Affected Brains (TABi)
There is strong evidence that maltreatment during childhood results in differences across multiple circuits in the developing brain. The extent that affected circuits are involved in psychopathology, however, is unclear. Determining which circuits are involved is necessary to develop interventions that target specific neurobiological systems. The primary aims of the proposed studies are to clarify the involvement of multiple brain features (e.g., structures and functional activations) in maltreatment-related psychopathology. The first is to use machine learning to develop a model that integrates structural and task-based functional MRI data to differentiate adolescents with a history of maltreatment from controls. Identifying the features that best differentiate these groups will determine which circuits are implicated in maltreatment-related psychopathology. These models will be constructed with data from an existing high-dimensional database that was obtained by project mentors. The second aim is to obtain pilot data on the association between variations in brain regions and the severity of psychopathology in a sample of maltreated adolescents. When this research is completed, the brain features most affected by maltreatment will be identified and the relation between these brain features and observable symptoms will be quantified. Such knowledge will provide a set of targets for treatment and assist in our classification of maltreatment-related mental illness. These aims will be accomplished with machine learning. Machine learning is a set of computer-based learning methods in which meaningful theoretical models are derived from empirical data.
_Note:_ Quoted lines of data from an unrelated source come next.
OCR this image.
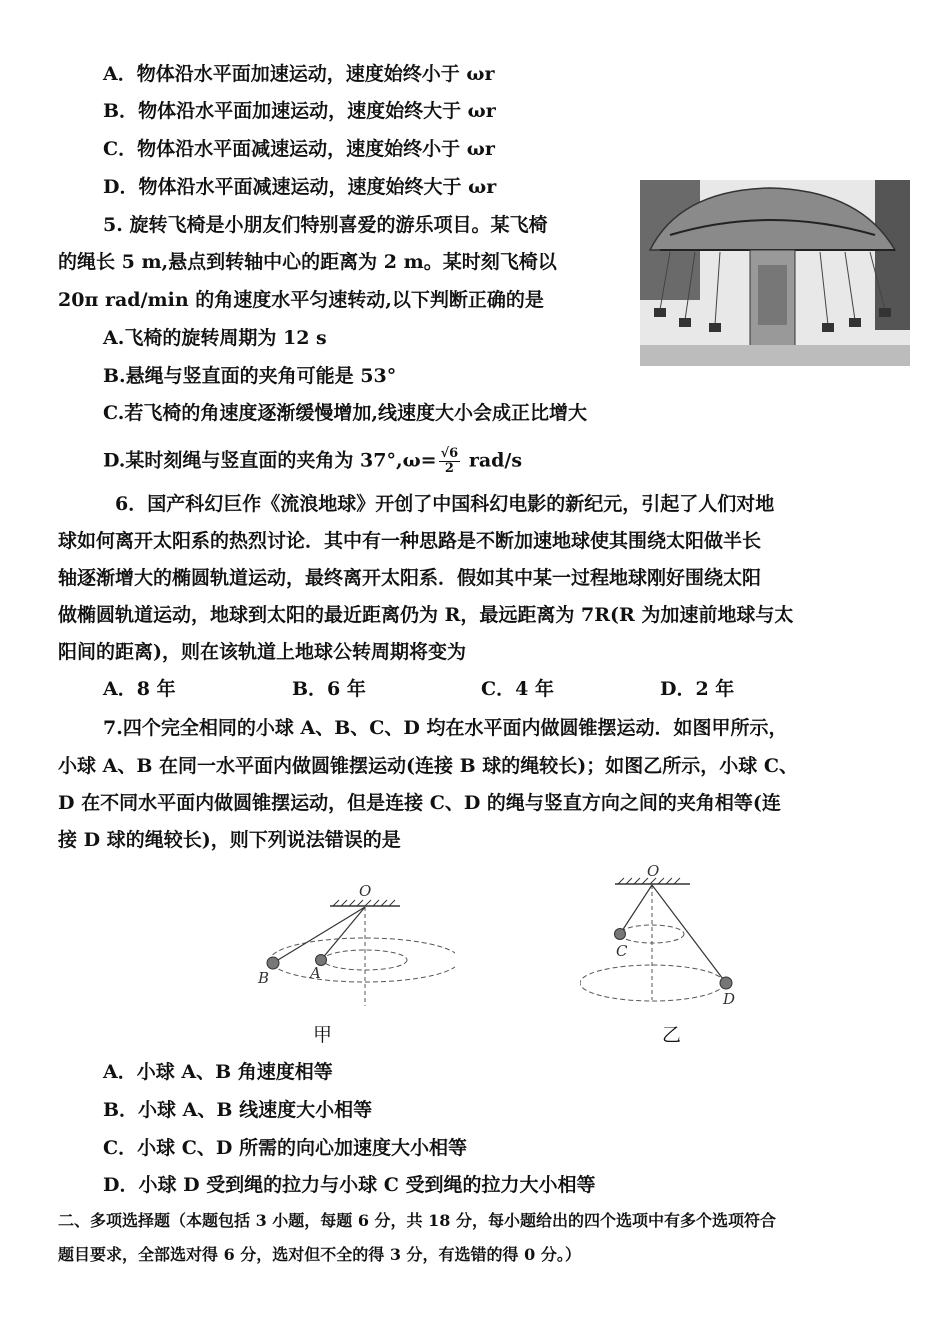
A．物体沿水平面加速运动，速度始终小于 ωr
B．物体沿水平面加速运动，速度始终大于 ωr
C．物体沿水平面减速运动，速度始终小于 ωr
D．物体沿水平面减速运动，速度始终大于 ωr
5. 旋转飞椅是小朋友们特别喜爱的游乐项目。某飞椅
的绳长 5 m,悬点到转轴中心的距离为 2 m。某时刻飞椅以
20π rad/min 的角速度水平匀速转动,以下判断正确的是
A.飞椅的旋转周期为 12 s
B.悬绳与竖直面的夹角可能是 53°
C.若飞椅的角速度逐渐缓慢增加,线速度大小会成正比增大
D.某时刻绳与竖直面的夹角为 $37^\circ,\omega= \frac{√6}{2} rad/s$
6．国产科幻巨作《流浪地球》开创了中国科幻电影的新纪元，引起了人们对地
球如何离开太阳系的热烈讨论．其中有一种思路是不断加速地球使其围绕太阳做半长
轴逐渐增大的椭圆轨道运动，最终离开太阳系．假如其中某一过程地球刚好围绕太阳
做椭圆轨道运动，地球到太阳的最近距离仍为 R，最远距离为 7R(R 为加速前地球与太
阳间的距离)，则在该轨道上地球公转周期将变为
A．8 年	B．6 年	C．4 年	D．2 年
7.四个完全相同的小球 A、B、C、D 均在水平面内做圆锥摆运动．如图甲所示，
小球 A、B 在同一水平面内做圆锥摆运动(连接 B 球的绳较长)；如图乙所示，小球 C、
D 在不同水平面内做圆锥摆运动，但是连接 C、D 的绳与竖直方向之间的夹角相等(连
接 D 球的绳较长)，则下列说法错误的是
O
B	A
甲
O
C
D
乙
A．小球 A、B 角速度相等
B．小球 A、B 线速度大小相等
C．小球 C、D 所需的向心加速度大小相等
D．小球 D 受到绳的拉力与小球 C 受到绳的拉力大小相等
二、多项选择题（本题包括 3 小题，每题 6 分，共 18 分，每小题给出的四个选项中有多个选项符合
题目要求，全部选对得 6 分，选对但不全的得 3 分，有选错的得 0 分。）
This project is funded by a K08 award through the National Institute of Mental Health (PI: Matt Price)
Translational Anxiety Research To Leverage Exposure (STARTLE)
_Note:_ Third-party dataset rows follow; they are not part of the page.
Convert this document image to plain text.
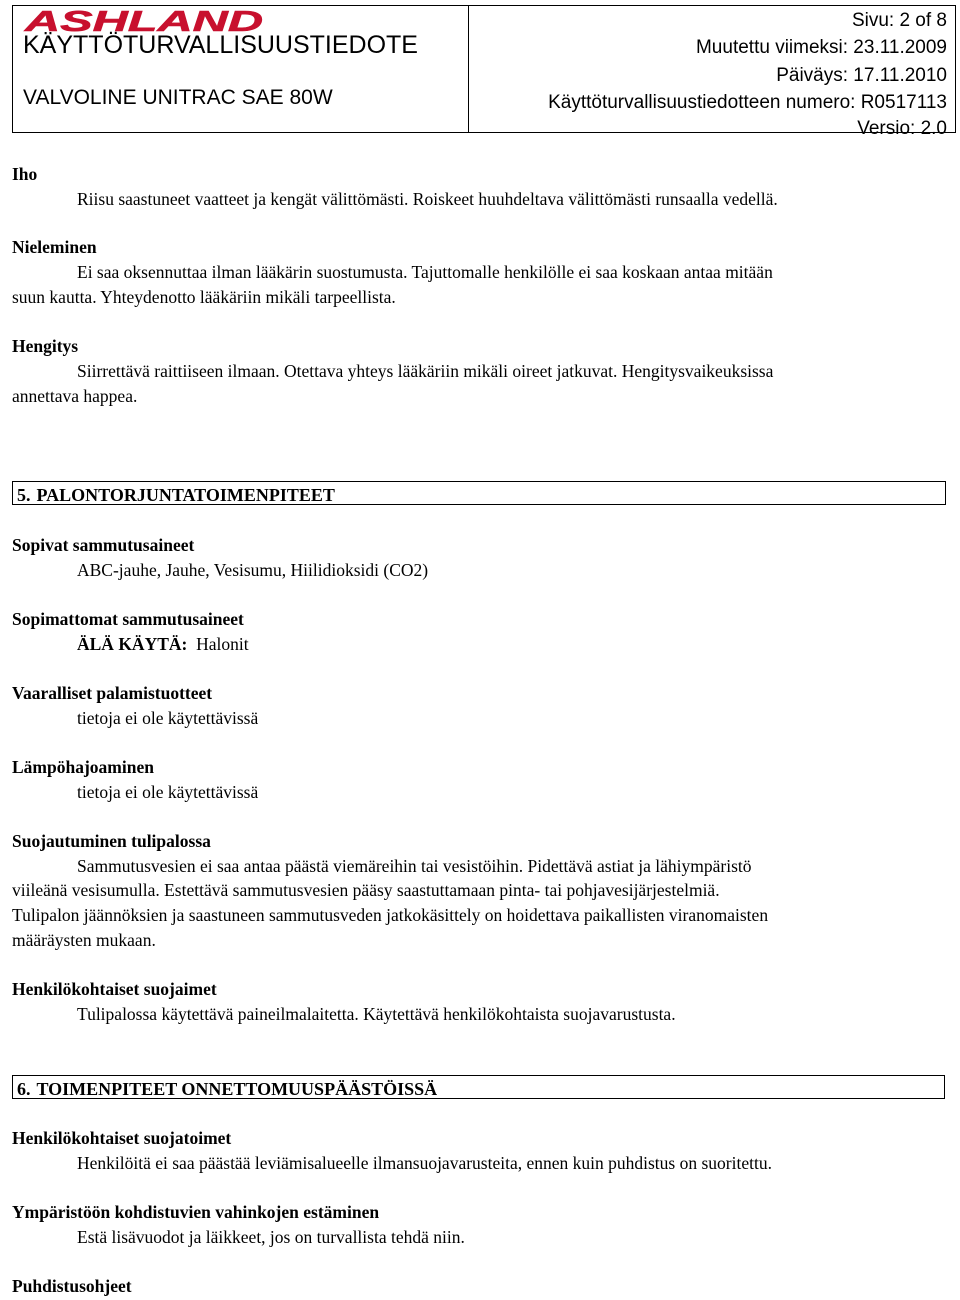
ASHLAND
KÄYTTÖTURVALLISUUSTIEDOTE
VALVOLINE UNITRAC SAE 80W
Sivu: 2 of 8
Muutettu viimeksi: 23.11.2009
Päiväys: 17.11.2010
Käyttöturvallisuustiedotteen numero: R0517113
Versio: 2.0
Iho
Riisu saastuneet vaatteet ja kengät välittömästi. Roiskeet huuhdeltava välittömästi runsaalla vedellä.
Nieleminen
Ei saa oksennuttaa ilman lääkärin suostumusta. Tajuttomalle henkilölle ei saa koskaan antaa mitään
suun kautta. Yhteydenotto lääkäriin mikäli tarpeellista.
Hengitys
Siirrettävä raittiiseen ilmaan. Otettava yhteys lääkäriin mikäli oireet jatkuvat. Hengitysvaikeuksissa
annettava happea.
5. PALONTORJUNTATOIMENPITEET
Sopivat sammutusaineet
ABC-jauhe, Jauhe, Vesisumu, Hiilidioksidi (CO2)
Sopimattomat sammutusaineet
ÄLÄ KÄYTÄ: Halonit
Vaaralliset palamistuotteet
tietoja ei ole käytettävissä
Lämpöhajoaminen
tietoja ei ole käytettävissä
Suojautuminen tulipalossa
Sammutusvesien ei saa antaa päästä viemäreihin tai vesistöihin. Pidettävä astiat ja lähiympäristö
viileänä vesisumulla. Estettävä sammutusvesien pääsy saastuttamaan pinta- tai pohjavesijärjestelmiä.
Tulipalon jäännöksien ja saastuneen sammutusveden jatkokäsittely on hoidettava paikallisten viranomaisten
määräysten mukaan.
Henkilökohtaiset suojaimet
Tulipalossa käytettävä paineilmalaitetta. Käytettävä henkilökohtaista suojavarustusta.
6. TOIMENPITEET ONNETTOMUUSPÄÄSTÖISSÄ
Henkilökohtaiset suojatoimet
Henkilöitä ei saa päästää leviämisalueelle ilmansuojavarusteita, ennen kuin puhdistus on suoritettu.
Ympäristöön kohdistuvien vahinkojen estäminen
Estä lisävuodot ja läikkeet, jos on turvallista tehdä niin.
Puhdistusohjeet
Anxiety spectrum disorders, including panic disorder, social phobia, generalized anxiety disorder, and specific phobia, affect approximately one in five adults. Most evidence-based practices for these disorders use exposure, the repeated presentation of a feared stimulus without the feared outcome. Not all who receive exposure, however, respond the same with some individuals responding very well and others having minimal anxiety reduction. The overall goal of the proposed line of research is to develop therapeutic strategies to improve the outcomes of exposure therapy. This specific study will determine if a behavioral prime can facilitate inhibitory learning, which is proposed to be a critical component of exposure therapy. This project is supported by the David H and Beverly A. Barlow Grant from the American Psychological Foundation (PI: Matt Price).
Assessment After Trauma - Pilot (MAAT-P)
A key component of early intervention after a traumatic event is targeting the first symptoms and concerns. Our knowledge of what symptoms appear on the first and second days after a trauma is limited relative to our knowledge of symptoms that appear during the first and second months after a trauma. The aims of this study are to identify those initial post-trauma symptoms to tailor post-trauma treatment. To address this challenging issue, we are using mobile applications that can administer brief and regular assessments during the acute trauma period. This project is funded by a REACH grant (PI: Matt Price), NBH Microgrant (PI: Matt Price), and a University of Vermont APLE Award (PI: Hannah Ward).
Active Collaborative Projects
These are projects that are being conducted at other institutions in which CREST is an active collaborator.
Quality of Care in Child Mental Health Service Settings
Assuring children access to the highest quality mental health care is a top national priority. Yet, quality of care continues to be highly variable in traditional service settings. The project aims to address this challenge through using a tablet based application to help providers administer TF-CBT. This is project is being conducted at the Medical University of South Carolina and is led by Dr. Kenneth Ruggiero. CREST is a collaborating partner on the project.
Back Now: A low-cost intervention to facilitate post-disaster
Disasters confront individuals with a wide range of stressors, including threat of death or injury, loss of loved ones, limited access to basic needs, and financial strain due to property damage or disruptions in employment. The availability of brief, effective, free, and highly accessible interventions to facilitate personal and community resilience and rapid and sustained recovery is potentially of tremendous value to disaster-affected communities and disaster response agencies. This study will evaluate Bounce Back Now (BBN), a novel, scalable, and highly sustainable technology-based intervention. This is project is being conducted at the Medical University of South Carolina and is led by Dr. Kenneth Ruggiero. CREST is a collaborating partner on the project.